The affirmation of the church’s unity at the conclusion of General Conference was a good starting point. But that unity will mean little unless we can bear witness together to “the gospel of peace” (Eph. 6:15). Let us then think of this next quadrennium as an extended fast, renouncing the acrimony that has clouded our discernment. The chief purposes of a fast are to clear our heads and hearts, to practice the discipline of detachment from what we suppose to be our needs, and to focus on hearing God rather than lobbying for our own agendas. Perhaps if we can take the measure of our own compromised sinfulness in matters of war and peace, we will find it possible to return to our conversation about sexuality later, and to see one another with new eyes as forgiven sinners, fellow witnesses to the one gospel of Jesus Christ in a violent and broken world.

During the past year, I have made lecturing trips to South Africa and New Zealand.

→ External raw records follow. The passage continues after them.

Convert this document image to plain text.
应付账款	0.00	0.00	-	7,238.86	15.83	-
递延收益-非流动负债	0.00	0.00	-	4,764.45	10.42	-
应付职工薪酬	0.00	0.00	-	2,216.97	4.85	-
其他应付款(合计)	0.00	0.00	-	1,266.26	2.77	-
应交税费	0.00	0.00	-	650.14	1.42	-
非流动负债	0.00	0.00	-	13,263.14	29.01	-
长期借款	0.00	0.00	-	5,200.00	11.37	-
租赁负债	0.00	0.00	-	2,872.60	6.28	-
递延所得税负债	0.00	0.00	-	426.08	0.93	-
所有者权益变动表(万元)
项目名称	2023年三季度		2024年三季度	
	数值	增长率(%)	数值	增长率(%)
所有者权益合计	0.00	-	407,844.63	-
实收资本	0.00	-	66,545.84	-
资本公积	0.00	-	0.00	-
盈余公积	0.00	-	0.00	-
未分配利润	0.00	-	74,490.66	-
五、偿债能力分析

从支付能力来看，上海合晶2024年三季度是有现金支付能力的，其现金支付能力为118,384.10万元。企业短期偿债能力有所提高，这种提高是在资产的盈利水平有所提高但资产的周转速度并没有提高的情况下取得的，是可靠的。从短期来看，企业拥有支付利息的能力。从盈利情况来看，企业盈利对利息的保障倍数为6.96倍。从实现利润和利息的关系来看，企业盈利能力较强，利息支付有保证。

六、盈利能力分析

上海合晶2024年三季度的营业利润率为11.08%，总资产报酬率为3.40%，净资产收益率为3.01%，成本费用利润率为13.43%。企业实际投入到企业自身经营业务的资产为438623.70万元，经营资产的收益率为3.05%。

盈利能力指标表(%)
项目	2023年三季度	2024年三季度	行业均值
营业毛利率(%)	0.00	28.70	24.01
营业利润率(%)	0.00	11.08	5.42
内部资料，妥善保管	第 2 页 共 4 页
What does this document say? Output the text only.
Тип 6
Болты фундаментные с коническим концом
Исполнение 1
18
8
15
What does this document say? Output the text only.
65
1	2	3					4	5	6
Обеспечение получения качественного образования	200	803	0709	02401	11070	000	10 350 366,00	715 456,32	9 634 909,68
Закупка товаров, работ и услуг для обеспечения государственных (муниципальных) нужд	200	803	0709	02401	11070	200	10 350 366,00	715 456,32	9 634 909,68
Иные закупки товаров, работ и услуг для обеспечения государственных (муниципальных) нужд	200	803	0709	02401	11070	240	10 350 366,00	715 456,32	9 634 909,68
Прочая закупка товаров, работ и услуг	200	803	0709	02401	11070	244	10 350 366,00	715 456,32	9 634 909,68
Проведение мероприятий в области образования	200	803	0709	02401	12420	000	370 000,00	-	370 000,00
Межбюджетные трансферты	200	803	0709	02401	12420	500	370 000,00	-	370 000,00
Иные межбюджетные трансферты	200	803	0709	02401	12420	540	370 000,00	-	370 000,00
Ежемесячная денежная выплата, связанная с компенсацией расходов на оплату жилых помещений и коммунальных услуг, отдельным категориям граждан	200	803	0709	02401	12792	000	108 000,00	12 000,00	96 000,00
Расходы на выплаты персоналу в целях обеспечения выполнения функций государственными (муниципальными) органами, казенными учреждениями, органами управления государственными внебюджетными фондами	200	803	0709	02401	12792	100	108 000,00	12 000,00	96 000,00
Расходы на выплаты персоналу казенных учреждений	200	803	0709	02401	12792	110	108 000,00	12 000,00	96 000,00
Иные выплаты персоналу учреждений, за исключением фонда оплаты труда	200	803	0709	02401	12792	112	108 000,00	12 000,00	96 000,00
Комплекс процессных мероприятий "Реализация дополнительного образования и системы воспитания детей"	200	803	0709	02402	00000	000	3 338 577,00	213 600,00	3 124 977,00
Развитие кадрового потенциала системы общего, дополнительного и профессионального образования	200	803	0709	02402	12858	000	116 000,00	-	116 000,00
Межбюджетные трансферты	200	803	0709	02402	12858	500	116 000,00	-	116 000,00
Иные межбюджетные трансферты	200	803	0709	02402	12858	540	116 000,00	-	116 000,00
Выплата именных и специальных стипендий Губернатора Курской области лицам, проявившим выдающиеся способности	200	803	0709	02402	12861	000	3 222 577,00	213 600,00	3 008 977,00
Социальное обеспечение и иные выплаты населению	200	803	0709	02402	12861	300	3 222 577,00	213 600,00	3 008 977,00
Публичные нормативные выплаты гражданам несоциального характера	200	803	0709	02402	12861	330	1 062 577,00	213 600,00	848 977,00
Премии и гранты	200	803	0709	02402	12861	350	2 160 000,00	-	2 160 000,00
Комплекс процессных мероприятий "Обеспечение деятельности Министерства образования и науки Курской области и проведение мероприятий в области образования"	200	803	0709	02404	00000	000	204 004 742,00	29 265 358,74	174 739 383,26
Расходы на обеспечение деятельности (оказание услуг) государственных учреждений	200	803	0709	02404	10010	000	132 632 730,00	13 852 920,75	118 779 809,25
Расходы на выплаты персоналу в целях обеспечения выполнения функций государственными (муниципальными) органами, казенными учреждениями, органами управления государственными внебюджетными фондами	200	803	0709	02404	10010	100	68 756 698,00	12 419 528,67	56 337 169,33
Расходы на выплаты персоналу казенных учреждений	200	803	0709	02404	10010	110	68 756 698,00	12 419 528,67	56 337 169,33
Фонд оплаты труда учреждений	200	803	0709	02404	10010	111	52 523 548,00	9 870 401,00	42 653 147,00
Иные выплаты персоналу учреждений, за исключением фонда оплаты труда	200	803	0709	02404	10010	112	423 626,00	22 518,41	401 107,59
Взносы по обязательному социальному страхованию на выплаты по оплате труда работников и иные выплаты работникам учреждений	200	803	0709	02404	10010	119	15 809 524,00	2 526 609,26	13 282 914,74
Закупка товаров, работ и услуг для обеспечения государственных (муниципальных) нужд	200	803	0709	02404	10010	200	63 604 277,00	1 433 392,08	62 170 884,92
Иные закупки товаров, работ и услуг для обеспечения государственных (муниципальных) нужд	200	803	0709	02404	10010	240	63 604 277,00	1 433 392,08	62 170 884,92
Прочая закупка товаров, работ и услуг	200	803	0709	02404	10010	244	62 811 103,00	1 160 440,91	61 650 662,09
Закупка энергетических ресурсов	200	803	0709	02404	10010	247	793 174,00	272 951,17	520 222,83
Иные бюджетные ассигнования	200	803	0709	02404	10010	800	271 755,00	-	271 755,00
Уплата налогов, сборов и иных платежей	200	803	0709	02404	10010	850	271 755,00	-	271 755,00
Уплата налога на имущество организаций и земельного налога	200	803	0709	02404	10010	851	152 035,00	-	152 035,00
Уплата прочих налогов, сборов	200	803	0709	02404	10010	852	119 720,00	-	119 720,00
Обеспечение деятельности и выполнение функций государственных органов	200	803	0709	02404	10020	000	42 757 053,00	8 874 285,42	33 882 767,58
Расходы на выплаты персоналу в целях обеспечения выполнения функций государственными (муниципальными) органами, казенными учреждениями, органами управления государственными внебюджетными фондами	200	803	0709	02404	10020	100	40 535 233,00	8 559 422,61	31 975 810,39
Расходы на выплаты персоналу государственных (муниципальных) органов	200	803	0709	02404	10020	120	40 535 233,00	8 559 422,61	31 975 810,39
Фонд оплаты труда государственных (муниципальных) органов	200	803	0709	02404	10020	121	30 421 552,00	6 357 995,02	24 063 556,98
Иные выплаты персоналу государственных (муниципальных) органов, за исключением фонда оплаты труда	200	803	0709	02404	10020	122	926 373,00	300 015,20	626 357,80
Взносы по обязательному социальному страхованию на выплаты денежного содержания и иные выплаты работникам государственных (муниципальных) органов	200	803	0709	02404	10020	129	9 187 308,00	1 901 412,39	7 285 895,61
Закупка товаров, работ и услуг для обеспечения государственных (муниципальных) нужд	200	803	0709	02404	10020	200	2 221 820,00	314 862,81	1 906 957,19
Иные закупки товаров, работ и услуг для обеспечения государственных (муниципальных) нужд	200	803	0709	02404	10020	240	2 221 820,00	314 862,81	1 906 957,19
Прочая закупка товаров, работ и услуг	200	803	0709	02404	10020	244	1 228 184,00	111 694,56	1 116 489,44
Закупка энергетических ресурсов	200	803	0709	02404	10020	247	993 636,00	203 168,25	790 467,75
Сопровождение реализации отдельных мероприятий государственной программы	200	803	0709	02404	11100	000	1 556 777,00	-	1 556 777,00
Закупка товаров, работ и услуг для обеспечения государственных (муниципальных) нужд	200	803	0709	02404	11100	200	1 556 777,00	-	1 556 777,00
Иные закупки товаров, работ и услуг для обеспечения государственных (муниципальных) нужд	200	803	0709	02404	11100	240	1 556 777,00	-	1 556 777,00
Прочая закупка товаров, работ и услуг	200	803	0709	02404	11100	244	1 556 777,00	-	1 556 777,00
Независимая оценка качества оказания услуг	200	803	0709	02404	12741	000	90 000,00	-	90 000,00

In both countries, the first question repeatedly asked me by people in the churches, of all different theological stripes, was: “How can the Christians in America fail to speak out against this war?” In view of my own denomination’s timid and faithless silence, I hardly knew what to answer. If we could together seek God’s mercy for the chaos our nation has unleashed, I dare to hope that we might in time be able to offer a better answer to the nations, as well as to the One to whom we must ultimately render an account.